IV. 4 januari 2006: om te kunnen toetsen of uithuisplaatsing medisch verantwoord is,
wordt een afspraak geregeld met [de psychiater]. [Gedaagde] verschijnt op de afspraak. De inschatting van de psychiater is dat er geen redenen zijn voor een gedwongen opname. Na het onderzoek komen partijen voor het eerst met elkaar in gesprek. Tijdens bedoeld gesprek zegt [Gedaagde] toe geen drugs meer in huis te zullen gebruiken, mee te zullen werken aan het zoeken naar een andere woonplek en het appartement niet meer te zullen barricaderen. Partijen hebben afspraken gemaakt omtrent een middellijk beëindigingstraject, onder de voorwaarde dat [Gedaagde] zich zou houden aan de huisregels. Met deze afspraken is de strekking van de brief van 19 december 2005 komen te vervallen;
V. 10 februari 2006: in aanwezigheid van [naam medewerkster] bij [Eiseres], vindt er een gesprek plaats tussen [naam unitmanager] bij [Eiseres], en [Gedaagde]. Dit vanwege het feit dat [Gedaagde] ook na
4 januari 2006 de gemaakte afspraken niet nakomt. Tijdens het gesprek heeft [Gedaagde] medegedeeld de zorgovereenkomst te beëindigen en het appartement vóór 1 juni 2006 te verlaten. Dit gesprek is schriftelijk aan [Gedaagde] bevestigd;
VI. in de hieropvolgende periode zijn regelmatig wietgeuren waargenomen, bleef het appartement een “onneembare vesting”, veroorzaakte [Gedaagde] geluidsoverlast, en vertoonde [Gedaagde] verbaal agressief gedrag en een dreigende houding op het moment dat hij op zijn gedrag werd aangesproken.

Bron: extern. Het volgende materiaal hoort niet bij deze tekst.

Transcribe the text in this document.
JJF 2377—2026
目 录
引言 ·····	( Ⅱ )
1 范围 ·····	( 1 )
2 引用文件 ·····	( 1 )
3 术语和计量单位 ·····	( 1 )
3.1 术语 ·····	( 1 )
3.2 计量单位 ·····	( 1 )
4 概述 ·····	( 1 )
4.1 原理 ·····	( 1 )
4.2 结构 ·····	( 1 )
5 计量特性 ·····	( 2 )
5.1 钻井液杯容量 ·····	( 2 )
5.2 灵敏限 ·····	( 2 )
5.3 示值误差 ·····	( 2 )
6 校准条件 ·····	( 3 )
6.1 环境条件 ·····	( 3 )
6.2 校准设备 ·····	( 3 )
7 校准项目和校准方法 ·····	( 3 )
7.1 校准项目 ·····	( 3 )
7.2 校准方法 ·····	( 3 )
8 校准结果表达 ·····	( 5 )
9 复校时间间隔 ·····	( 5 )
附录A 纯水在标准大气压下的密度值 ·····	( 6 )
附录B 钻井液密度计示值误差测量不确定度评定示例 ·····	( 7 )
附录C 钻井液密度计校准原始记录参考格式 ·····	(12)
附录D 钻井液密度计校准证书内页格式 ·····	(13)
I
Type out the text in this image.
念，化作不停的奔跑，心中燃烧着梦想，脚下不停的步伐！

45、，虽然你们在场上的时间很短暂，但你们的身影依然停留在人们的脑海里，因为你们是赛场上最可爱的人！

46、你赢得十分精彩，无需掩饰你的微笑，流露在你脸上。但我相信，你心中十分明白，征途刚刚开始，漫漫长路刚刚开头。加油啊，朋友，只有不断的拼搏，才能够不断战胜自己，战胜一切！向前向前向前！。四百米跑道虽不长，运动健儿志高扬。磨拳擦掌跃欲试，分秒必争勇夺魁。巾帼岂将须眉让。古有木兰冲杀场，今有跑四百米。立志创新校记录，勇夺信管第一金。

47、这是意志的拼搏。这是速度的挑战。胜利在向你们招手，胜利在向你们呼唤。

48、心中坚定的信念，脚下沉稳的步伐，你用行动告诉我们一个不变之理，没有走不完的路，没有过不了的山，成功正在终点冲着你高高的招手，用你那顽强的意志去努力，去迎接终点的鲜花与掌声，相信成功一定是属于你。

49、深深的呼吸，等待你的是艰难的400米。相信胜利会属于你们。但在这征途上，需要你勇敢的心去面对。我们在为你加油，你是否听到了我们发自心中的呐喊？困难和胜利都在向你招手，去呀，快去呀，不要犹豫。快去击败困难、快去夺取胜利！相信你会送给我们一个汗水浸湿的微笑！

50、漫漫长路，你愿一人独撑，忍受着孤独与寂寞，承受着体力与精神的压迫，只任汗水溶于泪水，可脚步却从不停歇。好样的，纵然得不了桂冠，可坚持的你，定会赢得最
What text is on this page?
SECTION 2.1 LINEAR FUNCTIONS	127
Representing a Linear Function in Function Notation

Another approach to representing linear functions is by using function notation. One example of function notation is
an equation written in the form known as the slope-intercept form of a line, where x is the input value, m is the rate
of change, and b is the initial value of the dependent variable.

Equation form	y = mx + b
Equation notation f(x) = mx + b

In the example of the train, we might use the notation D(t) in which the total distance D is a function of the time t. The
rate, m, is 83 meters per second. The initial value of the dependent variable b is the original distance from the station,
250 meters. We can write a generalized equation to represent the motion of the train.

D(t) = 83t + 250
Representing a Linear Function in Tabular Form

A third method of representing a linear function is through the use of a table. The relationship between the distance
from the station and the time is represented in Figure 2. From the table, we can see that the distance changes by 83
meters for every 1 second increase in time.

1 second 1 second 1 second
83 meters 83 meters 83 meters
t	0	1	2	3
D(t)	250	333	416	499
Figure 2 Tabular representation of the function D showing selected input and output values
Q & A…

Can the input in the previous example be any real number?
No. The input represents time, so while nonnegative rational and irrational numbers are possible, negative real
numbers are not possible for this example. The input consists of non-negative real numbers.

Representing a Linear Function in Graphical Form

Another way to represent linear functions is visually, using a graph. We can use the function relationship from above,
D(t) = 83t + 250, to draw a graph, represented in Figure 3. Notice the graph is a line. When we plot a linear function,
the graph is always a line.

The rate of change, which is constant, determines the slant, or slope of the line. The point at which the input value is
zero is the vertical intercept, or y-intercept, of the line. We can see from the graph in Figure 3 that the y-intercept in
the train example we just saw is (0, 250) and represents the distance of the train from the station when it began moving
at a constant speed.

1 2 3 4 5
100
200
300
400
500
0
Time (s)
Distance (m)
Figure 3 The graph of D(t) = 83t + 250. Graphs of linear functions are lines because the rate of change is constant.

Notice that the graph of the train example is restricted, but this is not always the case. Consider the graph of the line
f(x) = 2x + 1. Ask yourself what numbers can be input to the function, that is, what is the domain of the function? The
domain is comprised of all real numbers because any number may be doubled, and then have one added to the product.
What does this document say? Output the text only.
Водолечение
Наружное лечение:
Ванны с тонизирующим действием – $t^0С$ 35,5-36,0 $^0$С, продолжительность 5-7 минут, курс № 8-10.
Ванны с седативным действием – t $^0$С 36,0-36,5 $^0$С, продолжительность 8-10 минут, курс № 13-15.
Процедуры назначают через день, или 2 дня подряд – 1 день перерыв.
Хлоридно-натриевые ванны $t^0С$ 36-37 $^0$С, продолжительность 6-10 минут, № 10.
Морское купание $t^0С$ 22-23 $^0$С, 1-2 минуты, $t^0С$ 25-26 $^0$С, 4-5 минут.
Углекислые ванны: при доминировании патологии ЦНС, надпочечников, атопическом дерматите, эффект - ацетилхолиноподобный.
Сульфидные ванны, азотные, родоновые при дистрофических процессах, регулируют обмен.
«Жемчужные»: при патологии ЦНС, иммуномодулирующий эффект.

2.5.2 Vanwege het grensoverschrijdende gedrag van [Gedaagde], en vanwege het feit dat hij vanaf eind maart 2006 geen aanstalten maakte om te verhuizen, heeft [Eiseres] op 25 april 2006 de zorgovereenkomst zelf (nogmaals) beëindigd.
2.5.3 De situatie dreigt thans te escaleren. Met uitzondering van het afhalen van het huishoudbudget trekt [Gedaagde] zich niets van [Eiseres] aan. Afspraken worden niet nagekomen, [Gedaagde] blijft soft drugs gebruiken, [Gedaagde] veroorzaakt geluidsoverlast, en [Gedaagde] wenst niet mee te werken aan een daginvulling, hoewel dit laatste de insteek was van het Beschermd Wonen. [Eiseres] heeft diverse klachten ontvangen van omwonenden, cliënten en medewerkers. De situatie is niet langer houdbaar. Caumerbeek is niet de juiste plek voor [Gedaagde]. Gezien de wachtlijst is het niet meer dan rechtvaardig naar andere cliënten, dat [Gedaagde] een alternatieve woonplek zoekt. Teneinde haar eigen medewerkers te beschermen en teneinde de veiligheid van de overige omwonenden te kunnen blijven waarborgen, was [Eiseres] genoodzaakt dit kort geding te entameren.
2.5.4 [Eiseres] heeft een spoedeisend belang bij na te melden vordering.